Sports Studies and Qualitative Research
Michael L. Silk, David L. Andrews and Daniel S. Mason
The academic discipline known as “sports studies” has evolved over the last few decades into an eclectic mix of research ideologies and viewpoints that seek to critically investigate the role, effects and position of sport within broader society. Contextualizing sport within networks of political, economic and social linkages, the field of sports studies critically interrogates the sporting empirical and attempts to provide comprehension of the dynamism and complexities of cultural life. Such an approach is one that recognizes the creative and contextual character of human interaction (Hammersley, 1989), a position that centers on research designs suited to studying performative human beings in their lived (physical) cultural domains. As the following chapters will show however, the field has developed a number of (at times, conflicting) viewpoints on the nature of research, the types of research questions that are asked, and the manner through which these questions can be explored. In many instances, these views have been taken from broader, parent disciplines, such as history, cultural studies, cultural geography, management, psychology, and/or sociology, and have been held by scholars in traditional kinesiology/physical education/sports studies programs, or by scholars in parent disciplines who have chosen to focus on sport in their research.
Locating sport — as a cultural form within which the production of knowledge and identities takes place — within the material and institutional contexts that structure everyday life provides the underlying site for the critical interrogation of sporting experiences, forms, meanings, structures, and practices.
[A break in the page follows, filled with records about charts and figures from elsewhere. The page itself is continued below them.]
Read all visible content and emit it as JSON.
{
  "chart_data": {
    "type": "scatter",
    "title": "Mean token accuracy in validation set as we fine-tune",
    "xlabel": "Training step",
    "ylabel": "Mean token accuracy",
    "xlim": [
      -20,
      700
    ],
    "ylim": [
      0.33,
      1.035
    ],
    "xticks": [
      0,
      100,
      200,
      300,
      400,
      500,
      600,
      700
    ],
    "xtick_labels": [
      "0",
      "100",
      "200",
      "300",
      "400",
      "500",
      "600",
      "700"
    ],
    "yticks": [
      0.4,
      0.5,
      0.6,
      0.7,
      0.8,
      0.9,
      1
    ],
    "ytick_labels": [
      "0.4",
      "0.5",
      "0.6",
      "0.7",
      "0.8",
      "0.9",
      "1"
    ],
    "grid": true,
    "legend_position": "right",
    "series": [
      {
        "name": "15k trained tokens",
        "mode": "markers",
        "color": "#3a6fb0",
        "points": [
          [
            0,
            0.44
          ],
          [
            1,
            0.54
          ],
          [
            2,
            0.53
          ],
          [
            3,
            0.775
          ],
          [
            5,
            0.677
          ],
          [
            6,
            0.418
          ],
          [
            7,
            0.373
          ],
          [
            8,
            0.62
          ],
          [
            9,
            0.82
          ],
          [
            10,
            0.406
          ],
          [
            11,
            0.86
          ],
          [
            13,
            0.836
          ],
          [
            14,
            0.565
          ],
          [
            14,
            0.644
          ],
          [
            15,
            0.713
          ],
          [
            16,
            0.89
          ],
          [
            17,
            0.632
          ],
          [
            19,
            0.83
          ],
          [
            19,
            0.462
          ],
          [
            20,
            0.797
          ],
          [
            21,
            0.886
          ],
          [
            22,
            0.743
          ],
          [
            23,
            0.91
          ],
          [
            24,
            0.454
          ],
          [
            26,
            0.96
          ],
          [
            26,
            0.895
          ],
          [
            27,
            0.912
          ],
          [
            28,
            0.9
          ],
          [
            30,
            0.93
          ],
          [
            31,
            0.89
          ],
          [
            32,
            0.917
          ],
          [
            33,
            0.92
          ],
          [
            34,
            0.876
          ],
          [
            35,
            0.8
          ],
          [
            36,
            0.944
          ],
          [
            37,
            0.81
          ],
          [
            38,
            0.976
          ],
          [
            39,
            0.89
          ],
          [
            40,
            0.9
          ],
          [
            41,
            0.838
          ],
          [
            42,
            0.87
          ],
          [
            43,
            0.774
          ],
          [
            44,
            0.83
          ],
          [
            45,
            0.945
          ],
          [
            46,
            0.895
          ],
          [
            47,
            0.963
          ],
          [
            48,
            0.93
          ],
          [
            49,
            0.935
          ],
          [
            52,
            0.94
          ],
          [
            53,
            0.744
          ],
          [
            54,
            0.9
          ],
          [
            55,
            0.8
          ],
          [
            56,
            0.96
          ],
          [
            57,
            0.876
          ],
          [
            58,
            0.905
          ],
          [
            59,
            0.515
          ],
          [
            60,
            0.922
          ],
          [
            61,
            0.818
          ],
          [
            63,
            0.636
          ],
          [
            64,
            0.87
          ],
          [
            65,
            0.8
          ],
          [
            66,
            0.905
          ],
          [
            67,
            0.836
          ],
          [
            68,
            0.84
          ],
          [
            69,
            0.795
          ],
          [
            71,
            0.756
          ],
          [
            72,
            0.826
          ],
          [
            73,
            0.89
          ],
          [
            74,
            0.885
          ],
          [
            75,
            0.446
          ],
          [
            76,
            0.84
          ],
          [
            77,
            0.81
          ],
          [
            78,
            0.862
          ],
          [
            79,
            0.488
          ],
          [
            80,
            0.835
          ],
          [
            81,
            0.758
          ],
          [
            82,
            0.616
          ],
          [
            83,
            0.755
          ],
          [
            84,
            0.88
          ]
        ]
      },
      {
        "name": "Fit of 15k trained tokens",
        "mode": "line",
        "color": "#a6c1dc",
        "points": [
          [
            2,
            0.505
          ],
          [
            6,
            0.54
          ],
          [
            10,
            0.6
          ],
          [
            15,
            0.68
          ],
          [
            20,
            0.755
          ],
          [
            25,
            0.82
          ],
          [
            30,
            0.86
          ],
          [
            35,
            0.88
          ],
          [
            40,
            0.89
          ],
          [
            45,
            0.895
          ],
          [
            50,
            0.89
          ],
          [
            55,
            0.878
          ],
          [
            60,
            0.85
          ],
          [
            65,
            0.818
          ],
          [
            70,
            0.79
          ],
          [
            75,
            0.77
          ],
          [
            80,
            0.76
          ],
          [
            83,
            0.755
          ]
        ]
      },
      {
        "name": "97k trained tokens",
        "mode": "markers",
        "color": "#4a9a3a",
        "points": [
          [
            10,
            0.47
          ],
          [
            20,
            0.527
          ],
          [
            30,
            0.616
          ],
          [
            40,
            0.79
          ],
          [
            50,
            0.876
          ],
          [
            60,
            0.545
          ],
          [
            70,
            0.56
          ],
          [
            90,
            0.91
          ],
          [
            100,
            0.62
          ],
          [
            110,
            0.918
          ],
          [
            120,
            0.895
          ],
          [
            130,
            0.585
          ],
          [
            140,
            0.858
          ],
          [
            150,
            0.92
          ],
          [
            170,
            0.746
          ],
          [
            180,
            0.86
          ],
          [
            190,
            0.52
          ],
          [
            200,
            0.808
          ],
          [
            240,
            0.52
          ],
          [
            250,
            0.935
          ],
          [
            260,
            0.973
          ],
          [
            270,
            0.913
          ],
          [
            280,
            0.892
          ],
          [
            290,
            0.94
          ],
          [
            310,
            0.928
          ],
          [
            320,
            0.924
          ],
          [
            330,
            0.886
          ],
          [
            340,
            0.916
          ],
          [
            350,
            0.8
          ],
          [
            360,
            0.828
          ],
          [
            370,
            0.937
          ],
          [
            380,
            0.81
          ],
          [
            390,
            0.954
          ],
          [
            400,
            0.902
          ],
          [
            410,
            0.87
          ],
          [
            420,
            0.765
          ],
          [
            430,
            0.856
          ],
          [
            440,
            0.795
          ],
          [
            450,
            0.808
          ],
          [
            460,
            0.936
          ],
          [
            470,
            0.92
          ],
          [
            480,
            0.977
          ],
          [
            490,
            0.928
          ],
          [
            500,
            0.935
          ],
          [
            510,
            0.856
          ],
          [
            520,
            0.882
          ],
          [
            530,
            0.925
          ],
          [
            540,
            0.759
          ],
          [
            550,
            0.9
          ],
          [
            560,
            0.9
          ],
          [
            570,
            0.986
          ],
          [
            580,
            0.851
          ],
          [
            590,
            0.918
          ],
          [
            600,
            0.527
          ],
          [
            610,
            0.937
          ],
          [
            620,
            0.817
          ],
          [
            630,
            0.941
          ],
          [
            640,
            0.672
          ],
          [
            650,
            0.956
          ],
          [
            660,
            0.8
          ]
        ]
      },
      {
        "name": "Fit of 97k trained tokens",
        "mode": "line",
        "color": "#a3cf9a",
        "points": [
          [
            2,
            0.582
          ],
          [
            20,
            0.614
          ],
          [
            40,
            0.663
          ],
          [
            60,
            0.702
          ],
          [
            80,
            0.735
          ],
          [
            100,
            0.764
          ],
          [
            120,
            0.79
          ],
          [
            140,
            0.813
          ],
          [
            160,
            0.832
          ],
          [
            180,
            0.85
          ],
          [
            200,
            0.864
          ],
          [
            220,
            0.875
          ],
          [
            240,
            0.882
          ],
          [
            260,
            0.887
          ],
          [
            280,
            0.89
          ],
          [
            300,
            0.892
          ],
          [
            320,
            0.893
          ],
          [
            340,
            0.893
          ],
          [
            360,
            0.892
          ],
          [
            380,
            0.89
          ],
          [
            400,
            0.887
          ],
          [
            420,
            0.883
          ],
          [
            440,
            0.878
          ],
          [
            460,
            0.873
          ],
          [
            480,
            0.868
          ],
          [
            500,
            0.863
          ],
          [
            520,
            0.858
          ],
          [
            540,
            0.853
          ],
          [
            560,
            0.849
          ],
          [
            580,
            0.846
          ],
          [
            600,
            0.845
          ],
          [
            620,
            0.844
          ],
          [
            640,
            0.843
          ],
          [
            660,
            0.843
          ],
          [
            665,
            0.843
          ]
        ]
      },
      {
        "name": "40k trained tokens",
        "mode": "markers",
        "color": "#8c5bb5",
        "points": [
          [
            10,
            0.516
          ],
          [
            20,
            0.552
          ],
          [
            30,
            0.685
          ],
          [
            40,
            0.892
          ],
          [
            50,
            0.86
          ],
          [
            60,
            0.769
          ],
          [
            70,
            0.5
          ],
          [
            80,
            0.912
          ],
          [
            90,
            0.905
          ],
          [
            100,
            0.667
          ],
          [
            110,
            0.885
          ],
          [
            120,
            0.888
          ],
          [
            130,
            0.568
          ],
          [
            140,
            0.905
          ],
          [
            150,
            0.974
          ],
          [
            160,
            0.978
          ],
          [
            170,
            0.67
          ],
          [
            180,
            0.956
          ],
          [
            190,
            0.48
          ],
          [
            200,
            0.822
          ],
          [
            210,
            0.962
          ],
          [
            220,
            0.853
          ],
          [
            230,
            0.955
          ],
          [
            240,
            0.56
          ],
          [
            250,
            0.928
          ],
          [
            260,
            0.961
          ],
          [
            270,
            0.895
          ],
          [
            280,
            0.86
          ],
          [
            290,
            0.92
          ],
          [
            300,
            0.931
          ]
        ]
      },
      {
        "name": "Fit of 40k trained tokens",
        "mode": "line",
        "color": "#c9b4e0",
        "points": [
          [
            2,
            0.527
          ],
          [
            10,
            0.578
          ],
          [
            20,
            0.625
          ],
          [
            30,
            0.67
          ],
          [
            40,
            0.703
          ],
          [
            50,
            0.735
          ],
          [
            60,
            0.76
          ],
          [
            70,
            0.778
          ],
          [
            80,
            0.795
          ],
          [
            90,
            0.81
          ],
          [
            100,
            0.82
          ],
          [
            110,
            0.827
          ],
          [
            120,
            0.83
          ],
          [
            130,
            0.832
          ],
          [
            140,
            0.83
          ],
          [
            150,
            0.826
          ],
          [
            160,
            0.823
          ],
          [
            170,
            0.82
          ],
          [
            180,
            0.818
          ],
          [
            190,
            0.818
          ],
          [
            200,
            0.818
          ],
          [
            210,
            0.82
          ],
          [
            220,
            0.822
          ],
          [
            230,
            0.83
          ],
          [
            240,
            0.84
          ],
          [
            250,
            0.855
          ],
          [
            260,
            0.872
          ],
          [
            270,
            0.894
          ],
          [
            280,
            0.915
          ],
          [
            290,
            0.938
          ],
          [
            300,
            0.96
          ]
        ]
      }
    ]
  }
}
No longer marginalized as a second-rate field of study within academe, and indeed taking a central role in a symbolically oriented, global, entertainment economy, the study of sport must now be taken seriously. Sport provides the site for critical interrogation through a variety of theories or “lenses,” a space that has been characterized by a broad spectrum of research approaches, interdisciplinarity, flexibility, and, as Samantha King indicates in the second chapter of this volume, a methodological contingency that can allow the researcher to employ the tools suitable for critical interrogation of the particular sporting phenomena under investigation.